Implications of proper Lorentz transformations having determinant one

Question

I'm presently studying the proper Lorentz transformations of a simple 1+1D Minkowski spacetime. What I know is that the matrices corresponding to those transformations have determinant of +1.

$$ det\left[\begin{array}{cc} \gamma & -\gamma \frac{v}{c^2} \\ -\gamma v & \gamma \end{array}\right] = +1 $$

What I don't know is what this implies in physical terms. Is there any practical reason why areas of a spacetime diagram should remain constant after applying such transformations? Are areas describing any meaningful quantity?

Answer 1

Here is a partial answer to your questions:

Are areas describing any meaningful quantity?

In (1+1)D-Minkowski spacetime, the area of causal diamond of OQ (the intersection of the causal future of event O and the causal past of event Q, where OQ is future causal) is equal to square-interval of OQ (the causal diagonal of the diamond).

This fact is exploited in my article
"Relativity on rotated graph paper"
American Journal of Physics 84, 344 (2016); https://doi.org/10.1119/1.4943251
which tries visualize the ticks (as traced out by a standard-issued light-clock) along piecewise-inertial segments on a spacetime diagram.
(See my entry at also https://www.physicsforums.com/insights/relativity-rotated-graph-paper/ )

(One inspiration of this approach was referenced in the above:
"Space–time intervals as light rectangles"
American Journal of Physics 66, 1077 (1998); https://doi.org/10.1119/1.19047
N. David Mermin)

In the diagram below, the area of the causal diamond of OQ is 16 units.
So the square interval of the diagonal OQ is 4.
(The diagonal OQ is a segment of a worldline with velocity 3/5c, as seen in the next diagram... where some points are relabeled.
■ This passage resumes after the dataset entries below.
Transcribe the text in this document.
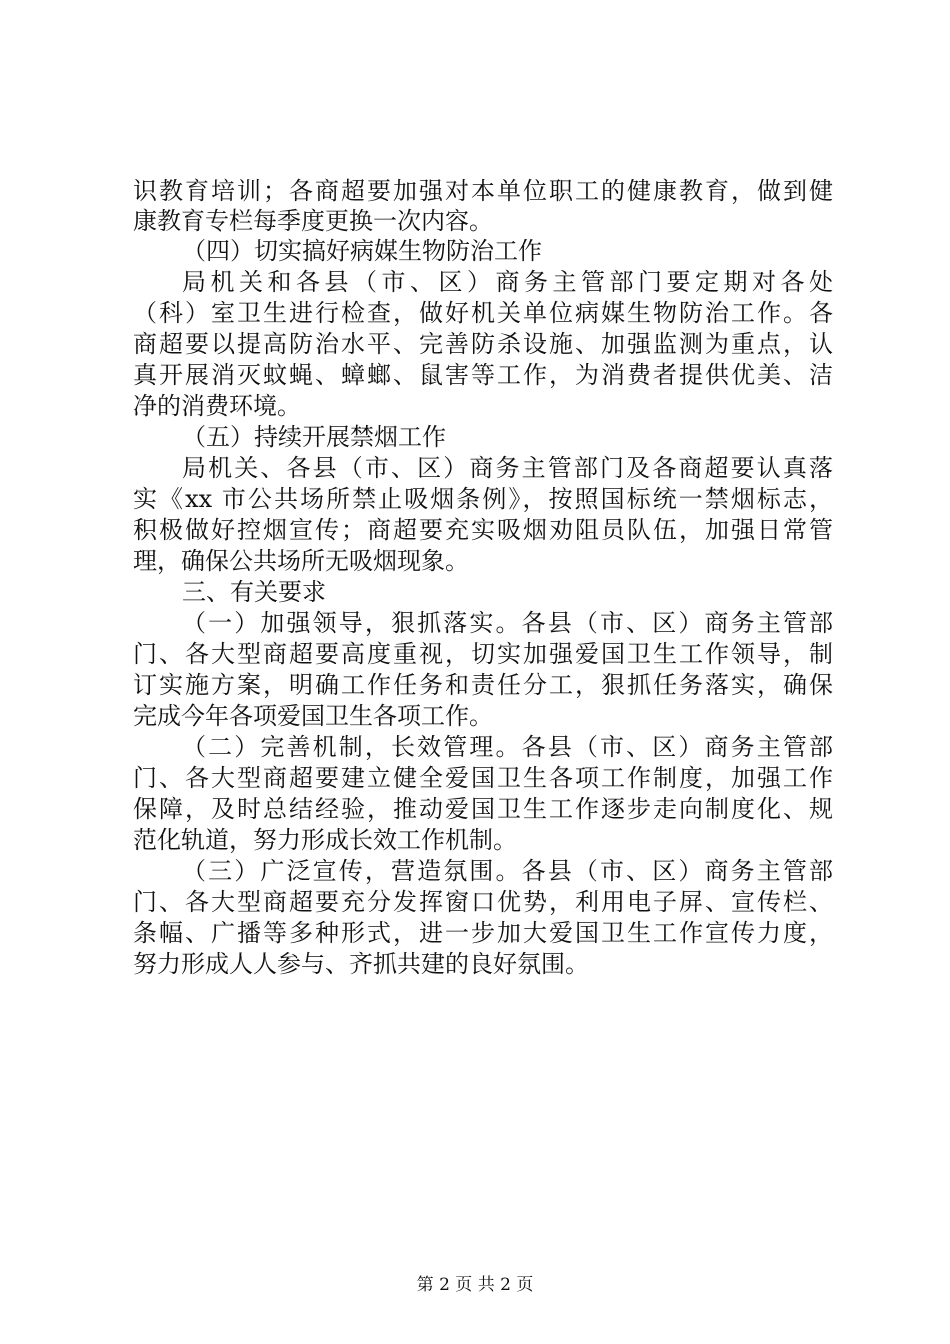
识教育培训；各商超要加强对本单位职工的健康教育，做到健
康教育专栏每季度更换一次内容。
（四）切实搞好病媒生物防治工作
局机关和各县（市、区）商务主管部门要定期对各处
（科）室卫生进行检查，做好机关单位病媒生物防治工作。各
商超要以提高防治水平、完善防杀设施、加强监测为重点，认
真开展消灭蚊蝇、蟑螂、鼠害等工作，为消费者提供优美、洁
净的消费环境。
（五）持续开展禁烟工作
局机关、各县（市、区）商务主管部门及各商超要认真落
实《xx 市公共场所禁止吸烟条例》，按照国标统一禁烟标志，
积极做好控烟宣传；商超要充实吸烟劝阻员队伍，加强日常管
理，确保公共场所无吸烟现象。
三、有关要求
（一）加强领导，狠抓落实。各县（市、区）商务主管部
门、各大型商超要高度重视，切实加强爱国卫生工作领导，制
订实施方案，明确工作任务和责任分工，狠抓任务落实，确保
完成今年各项爱国卫生各项工作。
（二）完善机制，长效管理。各县（市、区）商务主管部
门、各大型商超要建立健全爱国卫生各项工作制度，加强工作
保障，及时总结经验，推动爱国卫生工作逐步走向制度化、规
范化轨道，努力形成长效工作机制。
（三）广泛宣传，营造氛围。各县（市、区）商务主管部
门、各大型商超要充分发挥窗口优势，利用电子屏、宣传栏、
条幅、广播等多种形式，进一步加大爱国卫生工作宣传力度，
努力形成人人参与、齐抓共建的良好氛围。
第 2 页 共 2 页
Note that all ticks [called light-clock diamonds] along all piecewise-inertial worldlines have the same area.

This follows from the fact that the set of “1 tick events after separation” lie on a hyperbola... which follows from the determinant being equal to 1.)

Answer 2

In $(t,x)$ coordinates, a boost acts as $$ \begin{pmatrix} t \\ x \end{pmatrix} \mapsto \begin{pmatrix} \cosh \phi & \sinh \phi \\ \sinh \phi & \cosh \phi \end{pmatrix} \begin{pmatrix} t \\ x \end{pmatrix}. $$ where $\phi$ is the rapidity (just a more convenient way to parameterize boosts) where $\cosh$ and $\sinh$ are just the "hyperbolic trigonometric functions," i.e. $$ \cosh \phi = \frac{1}{2} ( e^\phi + e^{- \phi} ) = \gamma \\ \sinh \phi = \frac{1}{2} ( e^\phi - e^{- \phi} ) = \gamma v $$ which we use because they satisfy the identity $$ (\cosh \phi)^2 - (\sinh \phi)^2 = 1 $$ just like how $$ (\gamma)^2 - (\gamma v)^2 = 1. $$

Anyway, in lightcone coordinates $$ u = t - x \\ v = t + x $$ a boost acts as $$ \begin{pmatrix} u \\ v \end{pmatrix} \mapsto \begin{pmatrix} e^{-\phi} & 0 \\ 0 & e^{\phi} \end{pmatrix} \begin{pmatrix} u \\ v \end{pmatrix} $$ where to get the above formula we just used the definitions $$ \cosh \phi + \sinh \phi = e^\phi \\ \cosh \phi - \sinh \phi = e^{- \phi}. $$ If you want $e^\phi$ in terms of $v$, then $$ e^\phi = \cosh \phi + \sinh \phi = \gamma + \gamma v = \frac{1 + v}{\sqrt{1 - v^2}} = \sqrt{ \frac{ 1 + v}{1 - v} }. $$ The point is that this transformation elongates the $v$ coordinate while squashing the $u$ coordinates in such a way that the total $uv$ area is preserved.

Note that $$ uv = t^2 - x^2 $$ which is the invariant spacetime interval squared for someone who starts at $(0,0)$ and ends up at $(u,v)$. So the invariance of this area is exactly the invariance of the proper time under a Lorentz transformation, as one might expect.